I recently wrote about direct Santee Cooper clients and the potential that they might EACH pay on average $1,292 annually for 36 years (over $49,000 in total) in order to cover the Santee Cooper portion of the debt incurred from the failed VC Summer nuclear plant.
South Carolinians in every county have already paid some of the construction costs and most will be further impacted. Legal battles still unfolding will determine which people will be stuck holding most of the bag. Understanding how electric co-ops work and how some customers are direct whereas others are indirect customers of Santee Cooper is something I am trying to grasp and thus it will be the focus of my next blog post.
For now, I want to share some observations.
When I was researching for the previous blog post about the cost to consumers, I spent a great deal of time staring at a map of South Carolina and really trying to understand who are the people most impacted. The Santee Cooper direct and indirect customers are at the greatest risk. They are shown in light and dark green and along the coast. Who are they? What are their needs? How prepared and capable might they be to withstand a $49,000 hit?
This past Saturday while volunteering with my son at the South Carolina Food Bank, I got a glimpse. Our leader was wearing a t-shirt with ten red applies depicting their service areas along South Carolina’s coast. The food bank delivers 28 million pounds annually to these communities.
This week, over fifty volunteers managed numerous tasks like stuffing backpacks and delivery boxes, labeling, and sorting. My son and I were placed in a group with nine others. Our assignment was to work through four huge bins of canned vegetables which had recently been collected from grocery stores. Our task was to clean the cans, ensure they were all vegetables, check expiration dates, and make certain that any dents in the can were not too great to obstruct the opening of the can. Then we sorted them into F2E and non. F2E stands for Foods to Encourage which is a program of Feeding America.org to encourage healthy food options. When it comes to canned vegetables 230 grams of sodium is the dividing line. All cans with a sodium content 230 and below went to a F2E box and anything above went to a general vegetables box. When a box is filled with 30 to 35 pounds, we seal it, label it, and stack it onto palettes of 16 boxes. Did you know that hearts of palm are filled with salt? 940 grams worth!
Seeing all the hard work and leaving with a slightly sore back, I smiled to think that our little group served to feed roughly 28 families for the coming weeks. I thought about the $1,292 extra already struggling families will be paying each year in order to keep their electric bill paid. I recognized that if I have $107 less per month to pay my Costco grocery bill, having a few 35 pound boxes of vegetables might mitigate that gap. I wondered how many more people will need to be served by the Lowcountry Food Bank?
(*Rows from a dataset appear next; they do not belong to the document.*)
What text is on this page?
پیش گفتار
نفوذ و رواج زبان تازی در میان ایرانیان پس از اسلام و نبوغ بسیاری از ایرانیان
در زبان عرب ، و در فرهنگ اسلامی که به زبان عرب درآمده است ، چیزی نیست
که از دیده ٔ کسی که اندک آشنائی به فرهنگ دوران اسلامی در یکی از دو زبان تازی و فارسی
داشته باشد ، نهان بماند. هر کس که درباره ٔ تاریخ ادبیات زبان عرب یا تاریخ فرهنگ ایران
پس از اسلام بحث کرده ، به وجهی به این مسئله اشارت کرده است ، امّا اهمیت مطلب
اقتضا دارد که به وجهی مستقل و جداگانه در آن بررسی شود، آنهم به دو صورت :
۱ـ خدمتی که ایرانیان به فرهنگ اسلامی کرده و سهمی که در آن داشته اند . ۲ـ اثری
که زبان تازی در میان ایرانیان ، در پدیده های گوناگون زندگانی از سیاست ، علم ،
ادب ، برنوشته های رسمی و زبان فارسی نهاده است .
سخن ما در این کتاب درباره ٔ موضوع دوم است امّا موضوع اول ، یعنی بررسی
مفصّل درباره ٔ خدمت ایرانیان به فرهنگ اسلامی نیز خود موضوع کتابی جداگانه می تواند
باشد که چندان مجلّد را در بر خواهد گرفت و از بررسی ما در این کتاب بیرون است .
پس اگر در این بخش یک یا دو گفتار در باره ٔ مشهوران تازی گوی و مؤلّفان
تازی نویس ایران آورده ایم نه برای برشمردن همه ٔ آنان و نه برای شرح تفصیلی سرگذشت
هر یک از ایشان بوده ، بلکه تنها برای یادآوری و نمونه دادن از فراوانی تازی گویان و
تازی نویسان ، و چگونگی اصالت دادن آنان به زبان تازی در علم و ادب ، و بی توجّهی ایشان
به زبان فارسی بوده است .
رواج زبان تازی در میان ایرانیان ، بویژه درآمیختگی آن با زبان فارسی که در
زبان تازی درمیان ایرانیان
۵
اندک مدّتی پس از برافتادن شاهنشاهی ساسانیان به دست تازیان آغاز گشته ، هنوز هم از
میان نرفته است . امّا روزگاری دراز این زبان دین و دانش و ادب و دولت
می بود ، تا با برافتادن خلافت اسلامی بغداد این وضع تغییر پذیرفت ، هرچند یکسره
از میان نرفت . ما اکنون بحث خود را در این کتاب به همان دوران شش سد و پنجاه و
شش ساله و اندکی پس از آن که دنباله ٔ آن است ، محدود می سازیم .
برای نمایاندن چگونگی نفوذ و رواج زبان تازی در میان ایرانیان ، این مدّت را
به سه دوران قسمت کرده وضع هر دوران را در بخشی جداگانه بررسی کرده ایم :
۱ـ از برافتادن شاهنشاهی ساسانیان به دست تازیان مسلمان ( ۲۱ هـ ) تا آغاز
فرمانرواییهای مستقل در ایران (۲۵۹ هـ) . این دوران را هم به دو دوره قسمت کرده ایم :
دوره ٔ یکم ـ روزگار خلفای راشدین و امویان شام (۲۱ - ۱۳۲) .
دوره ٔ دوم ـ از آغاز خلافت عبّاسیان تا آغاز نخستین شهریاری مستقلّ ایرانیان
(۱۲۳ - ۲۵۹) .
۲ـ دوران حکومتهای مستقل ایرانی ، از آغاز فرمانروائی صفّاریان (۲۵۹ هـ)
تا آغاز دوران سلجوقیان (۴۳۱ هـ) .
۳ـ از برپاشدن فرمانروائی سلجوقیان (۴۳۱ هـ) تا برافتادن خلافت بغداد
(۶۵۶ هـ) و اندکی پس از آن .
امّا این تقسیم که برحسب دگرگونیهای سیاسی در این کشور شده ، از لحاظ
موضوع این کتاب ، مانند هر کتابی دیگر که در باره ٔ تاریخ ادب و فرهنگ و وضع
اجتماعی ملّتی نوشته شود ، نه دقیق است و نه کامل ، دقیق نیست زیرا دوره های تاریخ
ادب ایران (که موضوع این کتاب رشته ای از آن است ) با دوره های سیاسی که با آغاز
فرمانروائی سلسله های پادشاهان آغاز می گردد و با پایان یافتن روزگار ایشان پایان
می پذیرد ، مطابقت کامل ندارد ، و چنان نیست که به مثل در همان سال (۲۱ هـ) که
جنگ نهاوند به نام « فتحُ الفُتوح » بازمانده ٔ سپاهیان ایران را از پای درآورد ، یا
How many more volunteers will need to step up? Then I wondered the real question which was to question my logic. Why is it that the South Carolina legislature allows such a burden on individuals and requires clean up for mistakes to be placed on non-profits? I am hopeful that they are asking themselves this same question as I note that a committee of lawmakers met this week with representatives from Santee Cooper.